The incidence of a massacre without dead bodies, or the list and identities of those allegedly murdered by soldiers at a toll gate in Lagos, has equally exposed the degeneration in the quality and worthiness of hitherto powerful and influencial broadcast stations like the BBC, VOA, Aljazeera and a host of other international news agencies as mere hollow outfits that cannot testify to the accuracy and reliability of their own content. This is serious, bad and sad for the tax payers whose money is funnelled to finance the operations of especially the governmen-owned outlets.
The reportage, particularly of the television stations, largely relied on visuals created and supplied to their reporters by the protestors or rioters. Even at this, they could not produce any video clip, even if only the fabricated type, to support their claim of “many civilian protestors were killed at the Lekki Toll Gate.” As a former staff of the BBC World Service in London, I feel tremendously disappointed that the BBC cannot verify stories of the importance of an alleged massacre before dishing it out to the global audiences that held news out of its newsrooms as truthful, reliable and quotable.
As for Aljazeera, the Doha-based International Television broadcaster, I feel it should bury itself in disgraceful shame in desert sand dunes for the falsehood it sold to the world, of a massacre that never was.
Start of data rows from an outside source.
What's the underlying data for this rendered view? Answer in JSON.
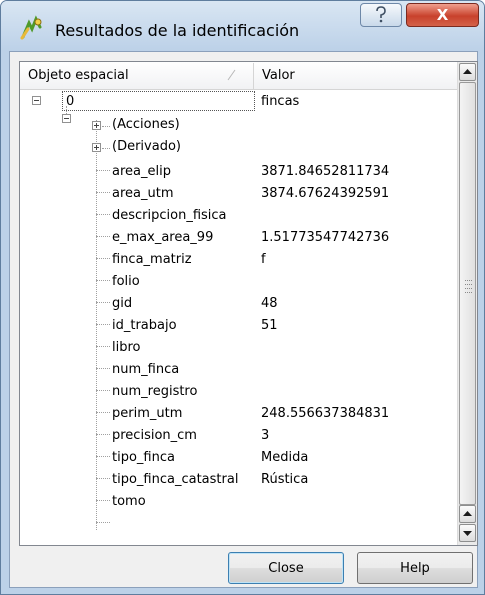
{
  "window": {
    "title": "Resultados de la identificación",
    "help_glyph": "?",
    "close_glyph": "X"
  },
  "table": {
    "col_feature": "Objeto espacial",
    "col_value": "Valor"
  },
  "tree": {
    "root": {
      "name": "0",
      "value": "fincas"
    },
    "groups": [
      {
        "name": "(Acciones)"
      },
      {
        "name": "(Derivado)"
      }
    ],
    "attributes": [
      {
        "name": "area_elip",
        "value": "3871.84652811734"
      },
      {
        "name": "area_utm",
        "value": "3874.67624392591"
      },
      {
        "name": "descripcion_fisica",
        "value": ""
      },
      {
        "name": "e_max_area_99",
        "value": "1.51773547742736"
      },
      {
        "name": "finca_matriz",
        "value": "f"
      },
      {
        "name": "folio",
        "value": ""
      },
      {
        "name": "gid",
        "value": "48"
      },
      {
        "name": "id_trabajo",
        "value": "51"
      },
      {
        "name": "libro",
        "value": ""
      },
      {
        "name": "num_finca",
        "value": ""
      },
      {
        "name": "num_registro",
        "value": ""
      },
      {
        "name": "perim_utm",
        "value": "248.556637384831"
      },
      {
        "name": "precision_cm",
        "value": "3"
      },
      {
        "name": "tipo_finca",
        "value": "Medida"
      },
      {
        "name": "tipo_finca_catastral",
        "value": "Rústica"
      },
      {
        "name": "tomo",
        "value": ""
      }
    ]
  },
  "buttons": {
    "close": "Close",
    "help": "Help"
  },
  "colors": {
    "title_bar": "#bcd1e8",
    "close_button": "#c8412c",
    "tree_background": "#ffffff"
  }
}
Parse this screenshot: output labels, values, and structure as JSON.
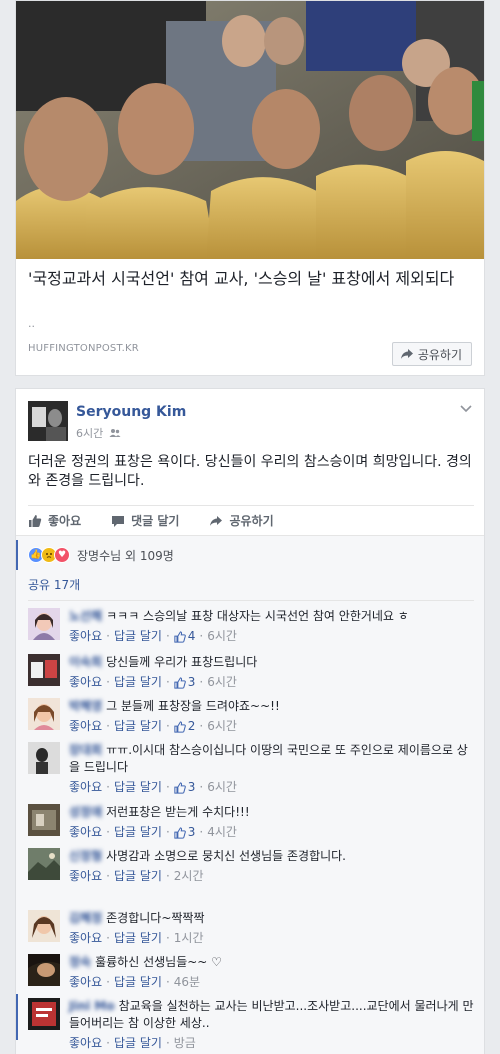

Its total reliance for video clips and interviews with the errand boys and girls of the protestors exposed the incompetence of their reporters.
Perhaps investigating all the Nigeria-based reporters of all the foreign media outlets involved in filing fake news, may lead to a possible discovery that they were compromised by those behind the protests, riots and creators of the false story of a massacre without dead bodies. They most likely failed to say “no thanks,” the incorruptible standard set by a Nigerian news organisation.